I would tend to say that if you are moving away from phpass that you would want to remove it from your code base as much as possible. I might suggest that you first replace all phpasses with the bcrypted version of them, then replace your phpass hash with the bcrypt hash the next time a user logs in. In order to support users who are logging in for the first time since the switch, you should also check to see if the phpass matches.

So something like the following. Obviously I'm using pseudo code as the function is not called "bcrypt".

if bcrypt(phpass($supplied_password)) == $storred_password;
    $storred_password = bcrypt($supplied_password);
    login();
if bcrypt($supplied_password) == $storred_password;
    login();

In this scenario, you are slowly migrating to the new password scheme, but the old one is still supported.

If there is any vulnerability in phpass like a memory leak or something crazy, you are not using it at all in most of your passwords as users login.

Answer 3

The one-time wrapping of PHPass in bcrypt should indeed provide significant additional offline bruteforce resistance. As I commented above, using default work factors, hashcat can crack PHPass fallback md5crypt-style PHPass about 500 times faster than bcrypt.

Reusing the inner PHPass salt for use with the outer bcrypt seems reasonable. (It certainly seems better than a static salt!) Your legacy bcrypt salts will not be quite random -- but only non-random relative to the inner PHPass hash that is not yet known to the attacker.

Since each bcrypt and PHPass are still randomly salted relative to all other hashes of their type, the distribution of salts still provides the broad resistance to bruteforce that salts are supposed to.

I can't think of a way that knowing the PHPass salt in advance would provide any additional advantage to the attacker. And even if it does provide a slight advantage, it will almost certainly be outweighed by the higher cost of cracking bcrypt.

Answer 4

What you are doing is essentially a key expansion. But phpPass already does this (as does bcrypt), so what you're really doing from a security standpoint is (slightly) increasing security by adding one more round, nothing more.

There might be some implementation vulnerabilities in phpPass that might lead to key disclosure (for example not sanitizing memory buffers), but chances of exploitation seem small.

All in all I'd say that you do not decrease security, even if you probably don't increase it significantly.

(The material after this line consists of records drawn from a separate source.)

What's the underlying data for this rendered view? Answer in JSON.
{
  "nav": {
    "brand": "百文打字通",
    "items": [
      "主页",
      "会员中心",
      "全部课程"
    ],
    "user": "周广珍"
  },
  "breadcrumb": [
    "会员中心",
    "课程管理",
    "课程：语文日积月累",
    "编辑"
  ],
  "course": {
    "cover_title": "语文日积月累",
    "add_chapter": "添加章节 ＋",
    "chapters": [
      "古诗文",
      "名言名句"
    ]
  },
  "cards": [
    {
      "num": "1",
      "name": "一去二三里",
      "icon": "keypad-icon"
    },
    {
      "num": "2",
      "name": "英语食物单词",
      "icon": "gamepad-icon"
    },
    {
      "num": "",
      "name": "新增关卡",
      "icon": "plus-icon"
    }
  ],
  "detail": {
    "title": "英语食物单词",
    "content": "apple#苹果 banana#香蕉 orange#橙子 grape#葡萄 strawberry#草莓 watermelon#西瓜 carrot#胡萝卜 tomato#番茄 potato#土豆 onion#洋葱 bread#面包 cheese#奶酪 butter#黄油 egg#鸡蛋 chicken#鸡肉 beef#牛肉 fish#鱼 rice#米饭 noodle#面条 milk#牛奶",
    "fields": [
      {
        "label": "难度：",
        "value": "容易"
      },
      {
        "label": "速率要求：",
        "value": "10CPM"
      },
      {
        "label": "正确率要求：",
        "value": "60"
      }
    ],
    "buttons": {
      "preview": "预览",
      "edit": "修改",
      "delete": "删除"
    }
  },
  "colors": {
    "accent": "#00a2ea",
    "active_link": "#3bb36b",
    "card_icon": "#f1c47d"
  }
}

Even so, some way of migrating the database could be worth pursuing. For example adding a field to the user table to hold a pure bcrypt hash (or NULL). If it is NULL, the phpPass algorithm is used, and if the password validates, the bcrypt field is generated. You can monitor the percentage of bcrypt-filled hash fields to see how the migration is going on. And you can zero the phpPass hash of some test migrated users to verify that everything is working when standing on bcrypt alone (if the system is cleanly designed this is superfluous, but it's still good to to be able to show a Happy Day Scenario to the CEO - a table with code coverages doesn't cut it as much).